Why is the duration of action of drugs so important? It dictates the frequency of administration and the need for repeat doses, especially in overdose situations. For example, Narcan's 45 minute duration means it might wear off before a longer-acting opioid, necessitating repeat Narcan doses.
What could decrease the efficacy of Narcan? Extremely high opioid doses, certain synthetic opioids (e.g., some fentanyl analogs) which may have very high receptor affinity, or issues with the chosen administration route (e.g., poor absorption).
An apneic patient is given Narcan, IN (intranasal). Will it be effective? It may not be as effective as other routes (IM/IV) in an apneic patient. Intranasal absorption relies on respiratory effort to draw the drug into the nasal passages and across the mucous membranes. Lack of breathing can severely impair drug delivery and absorption, leading to delayed or insufficient effect.
Homework, Testable Concepts
Review the main functions of the liver: E.g., metabolism of drugs/toxins, bile production for fat digestion, synthesis of plasma proteins (e.g., albumin, clotting factors), glucose regulation, detoxification of ammonia.

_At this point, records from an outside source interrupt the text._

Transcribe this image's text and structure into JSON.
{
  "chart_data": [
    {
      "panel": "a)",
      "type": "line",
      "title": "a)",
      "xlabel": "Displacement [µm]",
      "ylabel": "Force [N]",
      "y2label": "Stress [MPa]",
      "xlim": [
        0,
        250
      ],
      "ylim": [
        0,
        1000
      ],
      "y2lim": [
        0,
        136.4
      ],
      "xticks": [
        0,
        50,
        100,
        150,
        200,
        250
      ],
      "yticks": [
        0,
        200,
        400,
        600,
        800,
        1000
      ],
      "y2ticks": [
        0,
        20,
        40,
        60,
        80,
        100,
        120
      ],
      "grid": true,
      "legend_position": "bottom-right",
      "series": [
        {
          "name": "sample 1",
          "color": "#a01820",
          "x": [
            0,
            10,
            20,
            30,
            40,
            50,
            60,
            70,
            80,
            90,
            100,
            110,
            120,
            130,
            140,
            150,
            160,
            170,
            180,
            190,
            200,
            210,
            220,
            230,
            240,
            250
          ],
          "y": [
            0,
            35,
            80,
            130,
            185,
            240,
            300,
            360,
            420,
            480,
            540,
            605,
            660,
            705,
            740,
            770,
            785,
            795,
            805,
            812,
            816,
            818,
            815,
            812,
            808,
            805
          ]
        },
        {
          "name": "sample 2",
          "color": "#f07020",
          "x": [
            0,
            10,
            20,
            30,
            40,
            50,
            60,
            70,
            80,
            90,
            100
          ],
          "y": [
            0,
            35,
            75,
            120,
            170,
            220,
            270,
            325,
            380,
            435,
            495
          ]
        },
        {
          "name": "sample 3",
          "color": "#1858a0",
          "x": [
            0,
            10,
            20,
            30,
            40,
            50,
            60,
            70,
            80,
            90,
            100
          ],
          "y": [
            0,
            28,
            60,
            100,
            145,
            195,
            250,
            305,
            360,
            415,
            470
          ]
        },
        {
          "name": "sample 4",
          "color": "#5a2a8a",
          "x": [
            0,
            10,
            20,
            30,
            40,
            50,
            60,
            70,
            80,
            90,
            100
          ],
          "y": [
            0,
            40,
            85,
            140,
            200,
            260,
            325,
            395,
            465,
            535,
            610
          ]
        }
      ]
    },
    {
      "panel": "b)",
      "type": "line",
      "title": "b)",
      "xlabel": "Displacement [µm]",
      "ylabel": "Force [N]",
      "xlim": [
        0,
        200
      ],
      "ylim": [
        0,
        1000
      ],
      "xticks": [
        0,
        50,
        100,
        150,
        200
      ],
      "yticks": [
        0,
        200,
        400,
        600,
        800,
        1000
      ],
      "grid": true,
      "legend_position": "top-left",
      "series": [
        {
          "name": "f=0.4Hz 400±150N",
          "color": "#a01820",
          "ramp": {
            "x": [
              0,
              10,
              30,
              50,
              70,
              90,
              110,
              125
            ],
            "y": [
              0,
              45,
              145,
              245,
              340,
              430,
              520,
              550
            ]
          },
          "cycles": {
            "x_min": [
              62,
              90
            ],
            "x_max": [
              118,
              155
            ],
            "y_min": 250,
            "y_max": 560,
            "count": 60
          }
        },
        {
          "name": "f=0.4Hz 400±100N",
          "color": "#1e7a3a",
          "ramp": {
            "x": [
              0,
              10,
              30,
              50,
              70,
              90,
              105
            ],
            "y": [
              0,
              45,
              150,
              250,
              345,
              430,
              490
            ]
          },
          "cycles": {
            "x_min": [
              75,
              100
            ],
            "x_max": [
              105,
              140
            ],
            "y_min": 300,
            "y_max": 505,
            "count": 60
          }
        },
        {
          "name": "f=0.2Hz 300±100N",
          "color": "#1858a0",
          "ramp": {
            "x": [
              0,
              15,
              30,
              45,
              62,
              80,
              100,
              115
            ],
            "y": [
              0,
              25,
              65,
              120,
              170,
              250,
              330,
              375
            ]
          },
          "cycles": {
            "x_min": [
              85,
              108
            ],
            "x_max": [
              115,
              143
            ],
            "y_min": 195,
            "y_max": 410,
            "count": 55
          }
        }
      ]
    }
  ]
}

List 5 major issues if the liver is compromised:
Impaired drug metabolism, leading to drug accumulation and toxicity.
Decreased synthesis of albumin, leading to reduced plasma protein binding and increased free drug levels.
Decreased synthesis of clotting factors, leading to coagulopathy and increased bleeding risk.
Impaired bile production, leading to malabsorption of fats and fat-soluble vitamins.
Accumulation of toxins (e.g., ammonia), leading to hepatic encephalopathy and altered mental status.
What would you note on patient assessment (with compromised liver function)? Jaundice (yellowing of skin/eyes), ascites (fluid accumulation in abdomen), easy bruising or bleeding, fatigue, nausea, dark urine, pale stools, altered mental status (confusion, lethargy), spider angiomas, palmar erythema.